The volunteer network links Catholics looking to make a difference in society with roughly 200 Catholic organizations that need their talents; opportunities range from weeklong domestic placements to positions abroad that last several years.
"It always seems we have more women than men" volunteering, about a 2-1 ratio, Lindsay said. "That's always been a source of concern for us, how to get more men involved. We've also tried to get more people in different racial and ethnic backgrounds," since 82 percent of current volunteers are Caucasian, he added, and the organization has launched a diversity initiative.
"Most of our volunteers are college-educated. Most of our volunteers are recent graduates," according to Lindsay, and those who opt for long-term overseas assignments often have had some graduate school.
"Whoever's elected, there seems to be support for AmeriCorps," Lindsay noted.
He said he had checked out the possibilities of the Catholic Network of Volunteer Service working with the White House Office of Faith-Based and Community Initiatives, but didn't find much common cause there. As for mandatory national service, "I've heard the idea discussed, but nobody's brought it up in this campaign," he said.
The Jesuit Volunteer Corps' Haster said the volunteer experience changes the future direction of many "JVs," the shorthand term often used for Jesuit volunteers. Their motto is "Ruined for Life."
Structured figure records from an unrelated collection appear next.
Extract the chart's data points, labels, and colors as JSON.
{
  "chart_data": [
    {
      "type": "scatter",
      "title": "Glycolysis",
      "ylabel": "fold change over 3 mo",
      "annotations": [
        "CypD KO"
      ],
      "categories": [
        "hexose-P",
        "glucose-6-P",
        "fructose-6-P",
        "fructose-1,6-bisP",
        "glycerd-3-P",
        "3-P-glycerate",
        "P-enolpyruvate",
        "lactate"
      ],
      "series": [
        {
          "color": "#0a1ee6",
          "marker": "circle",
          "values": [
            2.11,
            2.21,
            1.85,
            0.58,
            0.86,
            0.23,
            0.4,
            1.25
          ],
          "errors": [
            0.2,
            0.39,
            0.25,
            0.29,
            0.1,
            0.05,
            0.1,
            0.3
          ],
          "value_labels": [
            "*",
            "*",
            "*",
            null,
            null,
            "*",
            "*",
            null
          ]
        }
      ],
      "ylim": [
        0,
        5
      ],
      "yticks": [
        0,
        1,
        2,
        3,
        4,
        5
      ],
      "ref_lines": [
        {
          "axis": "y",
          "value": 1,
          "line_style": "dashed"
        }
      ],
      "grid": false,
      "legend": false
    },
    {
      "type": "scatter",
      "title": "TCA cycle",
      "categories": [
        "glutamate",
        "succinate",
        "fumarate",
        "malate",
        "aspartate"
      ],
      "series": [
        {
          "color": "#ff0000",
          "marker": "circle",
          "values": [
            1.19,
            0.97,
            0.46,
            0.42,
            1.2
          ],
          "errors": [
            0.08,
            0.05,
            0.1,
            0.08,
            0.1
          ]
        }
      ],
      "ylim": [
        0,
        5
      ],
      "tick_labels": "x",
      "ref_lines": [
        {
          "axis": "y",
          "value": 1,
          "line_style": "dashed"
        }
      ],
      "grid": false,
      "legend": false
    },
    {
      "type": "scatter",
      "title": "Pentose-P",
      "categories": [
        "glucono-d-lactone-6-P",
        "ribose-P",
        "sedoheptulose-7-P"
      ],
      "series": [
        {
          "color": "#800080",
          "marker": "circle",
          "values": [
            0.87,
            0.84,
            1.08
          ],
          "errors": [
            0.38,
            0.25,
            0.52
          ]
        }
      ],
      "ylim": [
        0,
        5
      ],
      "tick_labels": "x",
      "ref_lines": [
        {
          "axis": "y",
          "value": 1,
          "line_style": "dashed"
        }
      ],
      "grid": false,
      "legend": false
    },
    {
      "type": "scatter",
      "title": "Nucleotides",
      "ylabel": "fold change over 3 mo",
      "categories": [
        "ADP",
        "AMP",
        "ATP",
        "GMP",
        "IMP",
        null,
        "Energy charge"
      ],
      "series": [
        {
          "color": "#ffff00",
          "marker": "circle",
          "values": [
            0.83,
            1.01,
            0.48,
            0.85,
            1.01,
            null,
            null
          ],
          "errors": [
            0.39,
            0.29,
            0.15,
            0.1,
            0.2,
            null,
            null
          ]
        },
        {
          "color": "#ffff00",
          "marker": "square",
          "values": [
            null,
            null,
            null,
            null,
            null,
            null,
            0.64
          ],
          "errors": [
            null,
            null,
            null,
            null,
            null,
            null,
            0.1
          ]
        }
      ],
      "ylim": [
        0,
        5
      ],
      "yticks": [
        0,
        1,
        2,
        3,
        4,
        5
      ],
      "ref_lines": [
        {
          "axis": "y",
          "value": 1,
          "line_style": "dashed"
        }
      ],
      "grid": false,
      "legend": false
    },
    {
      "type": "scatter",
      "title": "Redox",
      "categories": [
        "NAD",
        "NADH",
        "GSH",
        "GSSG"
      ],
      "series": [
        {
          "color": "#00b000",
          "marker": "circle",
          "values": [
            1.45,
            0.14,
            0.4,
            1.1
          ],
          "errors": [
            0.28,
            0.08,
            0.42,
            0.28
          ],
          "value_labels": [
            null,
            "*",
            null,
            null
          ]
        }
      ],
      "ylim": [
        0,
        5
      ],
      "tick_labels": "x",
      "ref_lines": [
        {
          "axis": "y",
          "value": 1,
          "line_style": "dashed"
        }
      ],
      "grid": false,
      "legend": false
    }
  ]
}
"Of the four (Northwest Province Jesuits) ordained in the last year, two were JVs," she said. One volunteer was assigned to a Jesuit parish in Seattle 25 years ago "and never left," she added. "Now he's a deacon."
She can also identify a Massachusetts state senator, an Oregon assistant attorney general, a Catholic Charities director in Washington state -- and Hunter Biden, the son of Sen. Joseph Biden, D-Del., Obama's running mate -- as "JV" alumni.
But one person who guides significant volunteer efforts believes the emphasis on service is misplaced.
According to Roger Playwin, national executive director of the Society of St. Vincent de Paul in St. Louis, the focus should be less on helping those who want to volunteer find ways to do that and more on helping those who benefit from the volunteers' service.
"Our sense up to this point in time has been that none of the candidates have addressed the needs of those who are living in poverty in this campaign," Playwin said.
Poverty is up "across the board," he added. The society's 4,700 conferences nationwide distributed an estimated $520 million in aid -- including $321 million in cash assistance -- last year, up from 2006, and the 2008 numbers were trending even higher, according to Playwin.
"The urban areas have a huge impact (on poverty figures), but it's also showing up in the rural areas, because more and more the rural class is being affected. They're going from being on the edge of poverty to poverty. We've seen people increasingly being a paycheck away" from poverty, he said.
"If you were around when President (Lyndon) Johnson was trying to attack it with the War on Poverty, there were 12 million people living in poverty then," he said. "We're now at 37 million people."